Pocket of the Suburb
It is important to identify the premium pockets and cheaper pocket of your suburb and avoid the cheaper pockets. Often if a property is cheap, it is cheap for a reason and what is cheap now, will likely be cheap in the future. I avoid main roads, properties backing onto commercial or industrial areas, cemeteries. These features can affect your capital growth by 1% every year, over a 15 year period this adds up.
I like to select street’s that have long term desirability. This includes; quiet streets, no or limited housing commission, streets that don’t back onto train lines and street’s that have some renovated or even newer houses on them.
When selecting the right house there are some major indicators that can affect the long term growth and future desirability of the home. I avoid houses with high risk of flooding and fire. I look for a quality home in great structural condition with no major building and pest issues. I prefer properties with large bedrooms (minimum 3 x 3), large open plan living areas and east or north facing back yards. It is important to check for easements on the property like man holes or sewer lines in case you want to build in the future.
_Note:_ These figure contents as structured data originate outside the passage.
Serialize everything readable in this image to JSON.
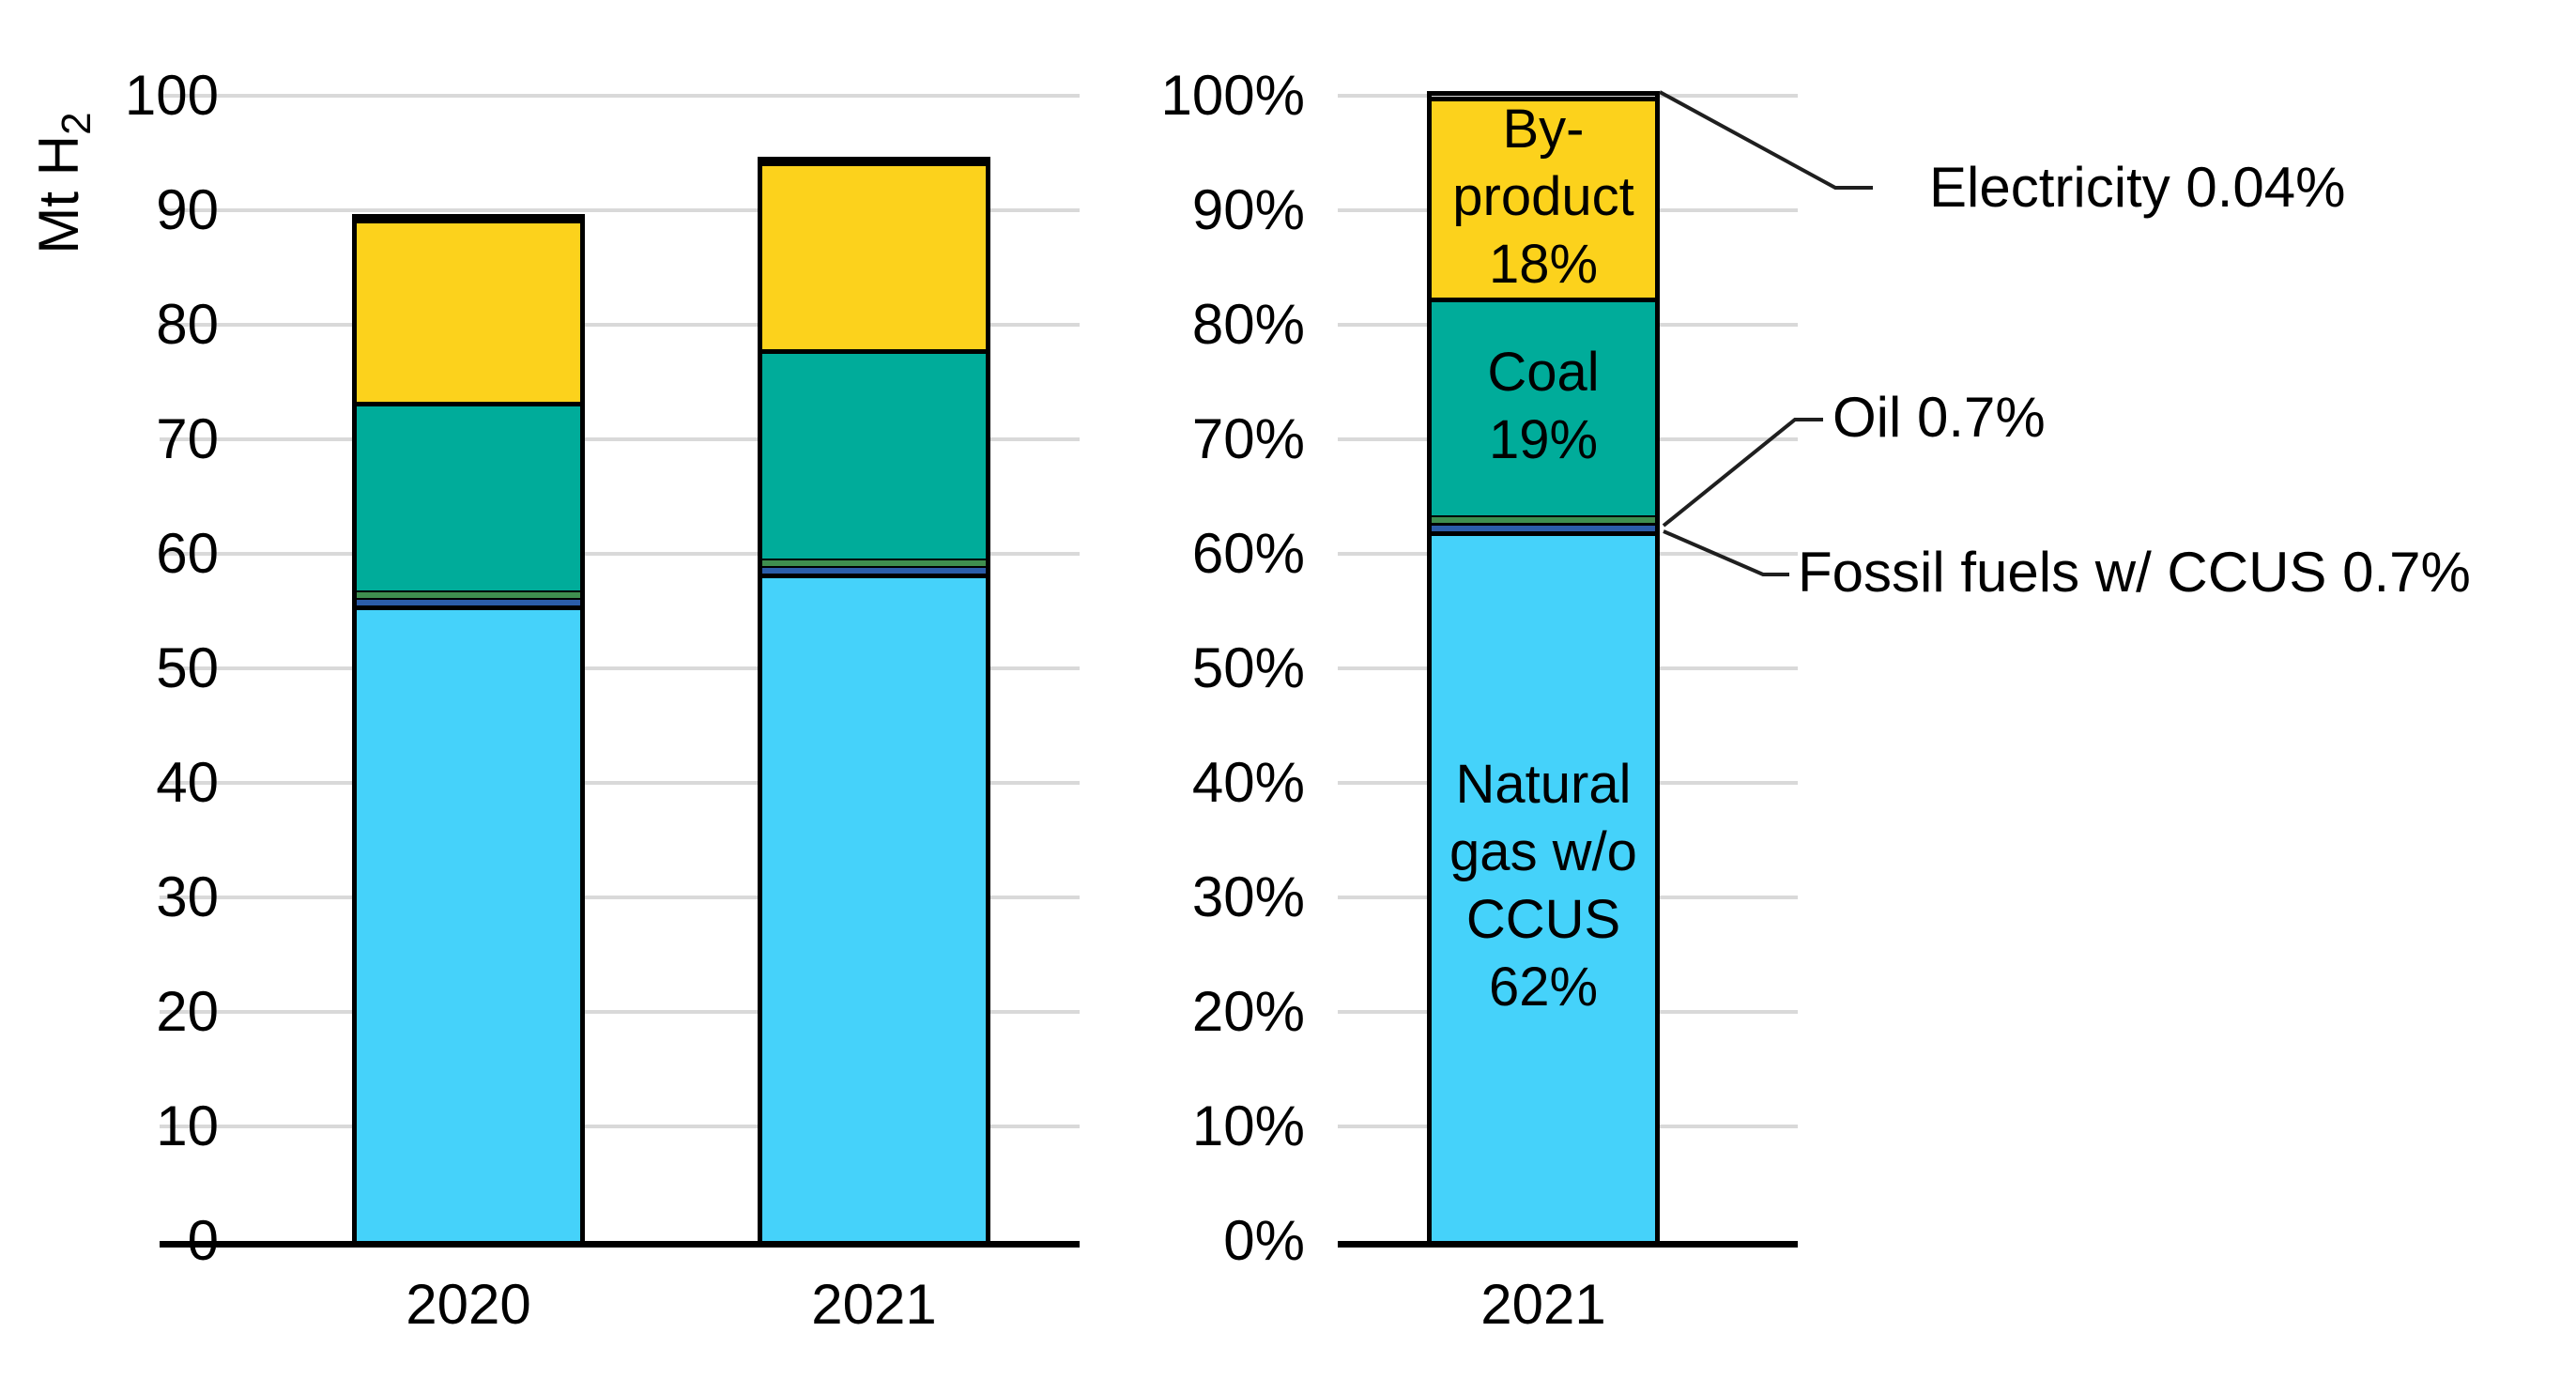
{
  "figure_title": "",
  "chart_data": [
    {
      "type": "bar",
      "stacked": true,
      "ylabel": "Mt H2",
      "ylabel_parts": {
        "text": "Mt H",
        "sub": "2"
      },
      "categories": [
        "2020",
        "2021"
      ],
      "yticks": [
        "0",
        "10",
        "20",
        "30",
        "40",
        "50",
        "60",
        "70",
        "80",
        "90",
        "100"
      ],
      "ylim": [
        0,
        100
      ],
      "grid": true,
      "series": [
        {
          "name": "Natural gas w/o CCUS",
          "color": "#45D2FA",
          "values": [
            55.5,
            58.3
          ]
        },
        {
          "name": "Fossil fuels w/ CCUS",
          "color": "#2B5DA9",
          "values": [
            0.65,
            0.65
          ]
        },
        {
          "name": "Oil",
          "color": "#3F8F4F",
          "values": [
            0.65,
            0.65
          ]
        },
        {
          "name": "Coal",
          "color": "#00AC9A",
          "values": [
            16.5,
            18.3
          ]
        },
        {
          "name": "By-product",
          "color": "#FCD21C",
          "values": [
            16.0,
            16.4
          ]
        }
      ]
    },
    {
      "type": "bar",
      "stacked": true,
      "ylabel": "",
      "categories": [
        "2021"
      ],
      "yticks": [
        "0%",
        "10%",
        "20%",
        "30%",
        "40%",
        "50%",
        "60%",
        "70%",
        "80%",
        "90%",
        "100%"
      ],
      "ylim": [
        0,
        100
      ],
      "grid": true,
      "series": [
        {
          "name": "Natural gas w/o CCUS",
          "color": "#45D2FA",
          "values": [
            62
          ]
        },
        {
          "name": "Fossil fuels w/ CCUS",
          "color": "#2B5DA9",
          "values": [
            0.7
          ]
        },
        {
          "name": "Oil",
          "color": "#3F8F4F",
          "values": [
            0.7
          ]
        },
        {
          "name": "Coal",
          "color": "#00AC9A",
          "values": [
            19
          ]
        },
        {
          "name": "By-product",
          "color": "#FCD21C",
          "values": [
            17.56
          ]
        },
        {
          "name": "Electricity",
          "color": "#000000",
          "values": [
            0.04
          ]
        }
      ],
      "segment_labels": [
        {
          "series": "By-product",
          "lines": [
            "By-",
            "product",
            "18%"
          ]
        },
        {
          "series": "Coal",
          "lines": [
            "Coal",
            "19%"
          ]
        },
        {
          "series": "Natural gas w/o CCUS",
          "lines": [
            "Natural",
            "gas w/o",
            "CCUS",
            "62%"
          ]
        }
      ],
      "annotations": [
        {
          "text": "Electricity 0.04%"
        },
        {
          "text": "Oil 0.7%"
        },
        {
          "text": "Fossil fuels w/ CCUS 0.7%"
        }
      ]
    }
  ],
  "colors": {
    "grid": "#D9D9D9",
    "axis": "#000000",
    "leader_line": "#1F1F1F",
    "text": "#000000",
    "background": "#FFFFFF"
  }
}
I am an active investor and this can change the type of property I look for as well. If i’m building a brand new home I am very thoughtful with design of the home and colour selection. If I am buying an existing home I like to go for low maintenance, set and forget properties. I also like to look for opportunities. So if I am purchasing a project I look for a property with the potential to do a cosmetic renovation to release equity in the future or to add value. Many people can be put off by the ugly ducklings so sometimes there is an opportunity to pick these properties up below market value. I don’t look for headaches and major structural renovations but an internal and external cosmetic upgrade or maybe removing a wall to open the floor plan can increase the rentability and resale potential in the future.